Un procureur spécial se chargera de l'enquête — Affaire Trump-Russie

19 Mai, 2017, 17:52 | Auteur: Phil Beauvilliers

C'est pour cette raison qu'ils attendent avec impatience le témoignage de M. Comey, invité à s'expliquer directement au Congrès.

Il semble que toute tentative d'interférer dans l'enquête et les procédures en cours, pourra être sanctionnée, ce qui n'a pu être le cas lors du congédiement de James Comey par Donald Trump, même si majoritairement les américains sont convaincus qu'il s'agissait d'une tentative du gouvernement Trump de freiner l'enquête sur l'ingérence de la Russie dans les élections américaines et sur les liens de membres de son gouvernement avec la Russie.
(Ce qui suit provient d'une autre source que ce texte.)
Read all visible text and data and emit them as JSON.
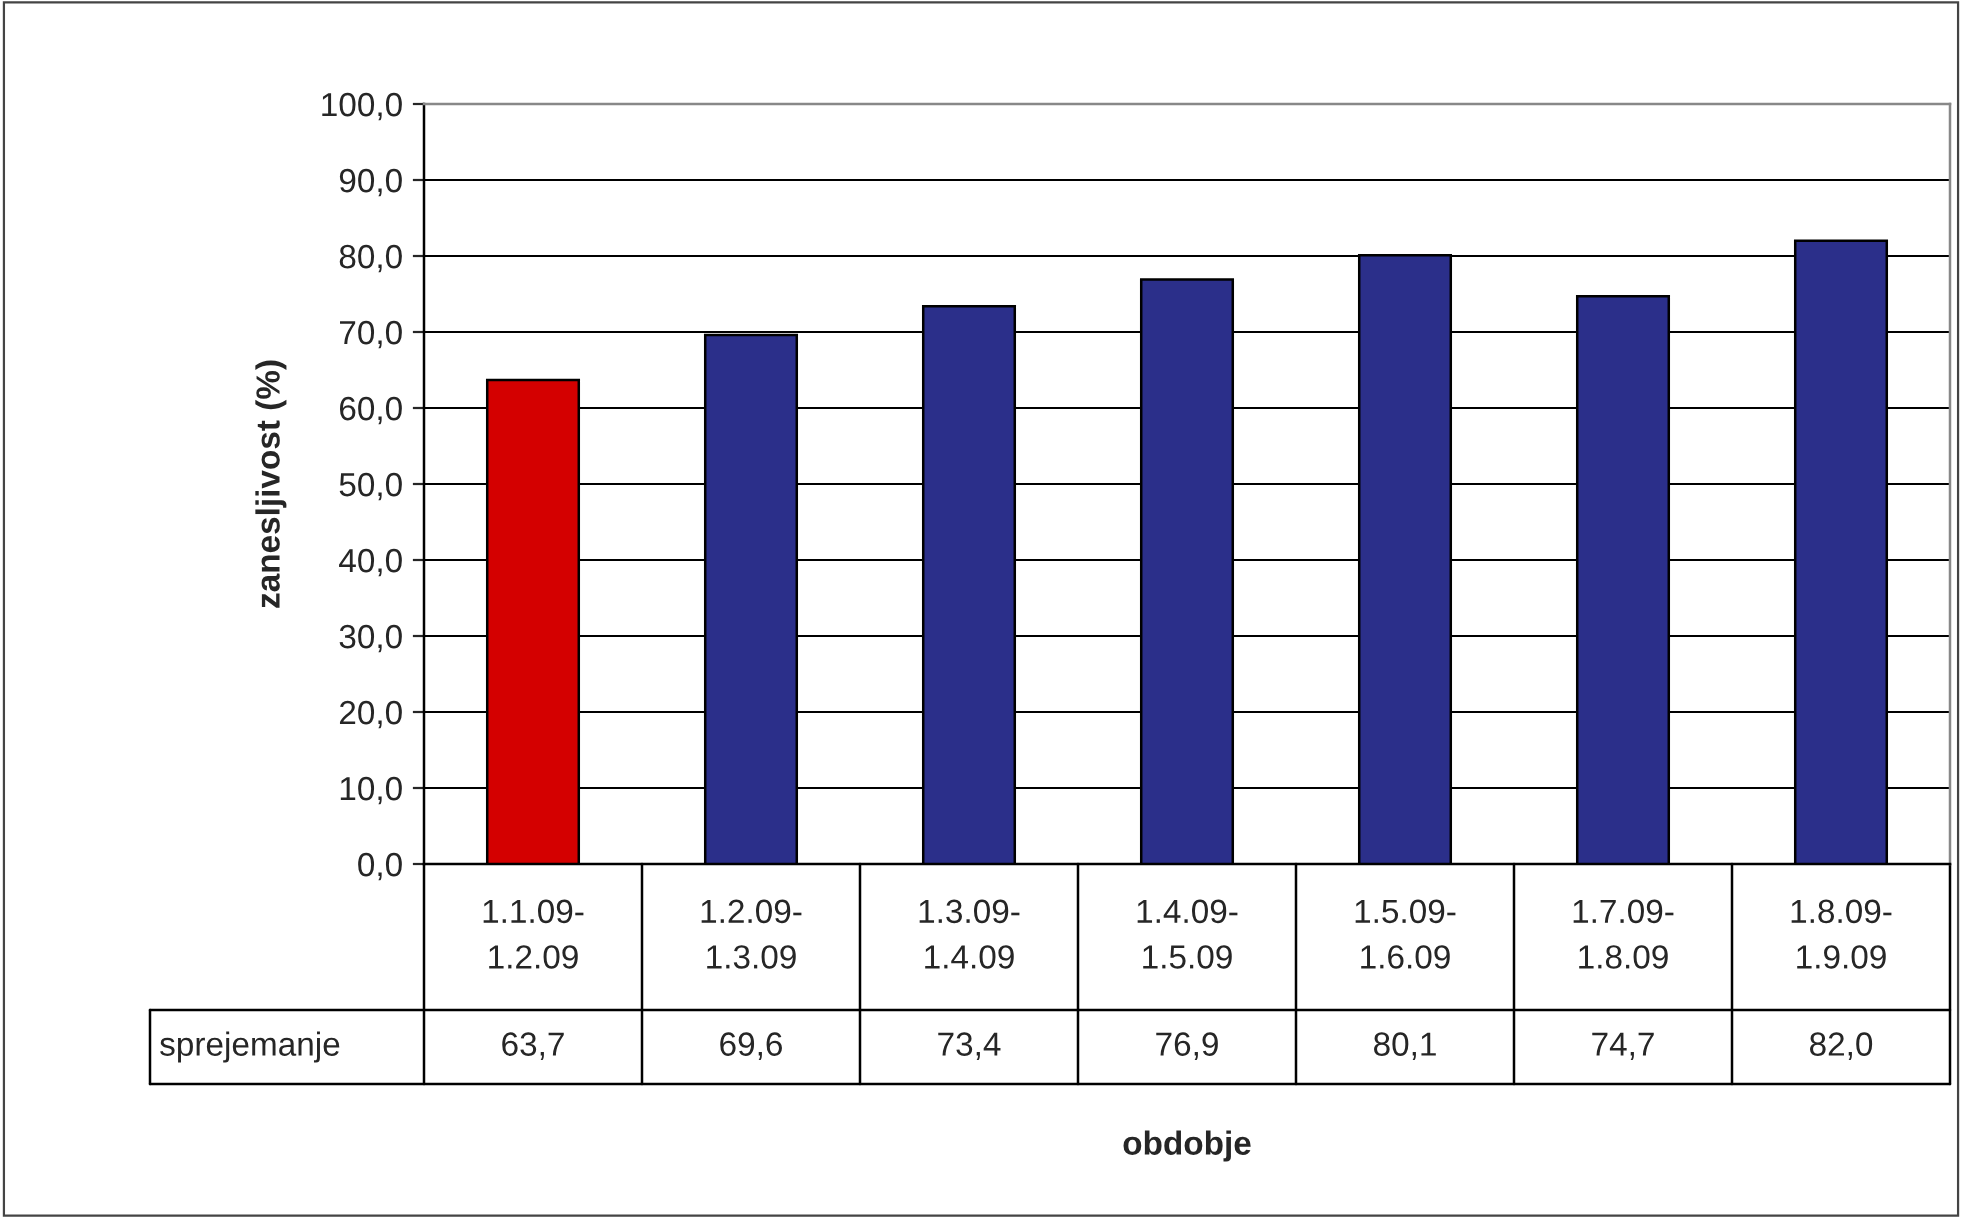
{
  "chart_data": {
    "type": "bar",
    "xlabel": "obdobje",
    "ylabel": "zanesljivost (%)",
    "categories": [
      "1.1.09-1.2.09",
      "1.2.09-1.3.09",
      "1.3.09-1.4.09",
      "1.4.09-1.5.09",
      "1.5.09-1.6.09",
      "1.7.09-1.8.09",
      "1.8.09-1.9.09"
    ],
    "series": [
      {
        "name": "sprejemanje",
        "values": [
          63.7,
          69.6,
          73.4,
          76.9,
          80.1,
          74.7,
          82.0
        ],
        "colors": [
          "#d40000",
          "#2b2f8a",
          "#2b2f8a",
          "#2b2f8a",
          "#2b2f8a",
          "#2b2f8a",
          "#2b2f8a"
        ],
        "value_labels": [
          "63,7",
          "69,6",
          "73,4",
          "76,9",
          "80,1",
          "74,7",
          "82,0"
        ]
      }
    ],
    "ylim": [
      0,
      100
    ],
    "yticks": [
      {
        "value": 0,
        "label": "0,0"
      },
      {
        "value": 10,
        "label": "10,0"
      },
      {
        "value": 20,
        "label": "20,0"
      },
      {
        "value": 30,
        "label": "30,0"
      },
      {
        "value": 40,
        "label": "40,0"
      },
      {
        "value": 50,
        "label": "50,0"
      },
      {
        "value": 60,
        "label": "60,0"
      },
      {
        "value": 70,
        "label": "70,0"
      },
      {
        "value": 80,
        "label": "80,0"
      },
      {
        "value": 90,
        "label": "90,0"
      },
      {
        "value": 100,
        "label": "100,0"
      }
    ],
    "grid": "y"
  }
}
Donald Trump est accusé d'avoir demandé mi-février au chef du FBI James Comey de fermer les yeux sur l'enquête qui compromettrait le conseiller en matière de sécurité nationale Michael Flynn. C'était dans un article de "Politico" d'avril 2016, qui estimait que la rhétorique incendiaire du candidat républicain sur sa promesse de torturer les terroristes et de tuer leurs familles pouvait constituer un crime susceptible de déboucher sur une destitution.

Le président des Etats-Unis Donald Trump s'est posé jeudi en victime d'une chasse aux sorcières sans précédent, au lendemain de la nomination d'un procureur spécial dans l'enquête sur l'ingérence russe dans l'élection présidentielle.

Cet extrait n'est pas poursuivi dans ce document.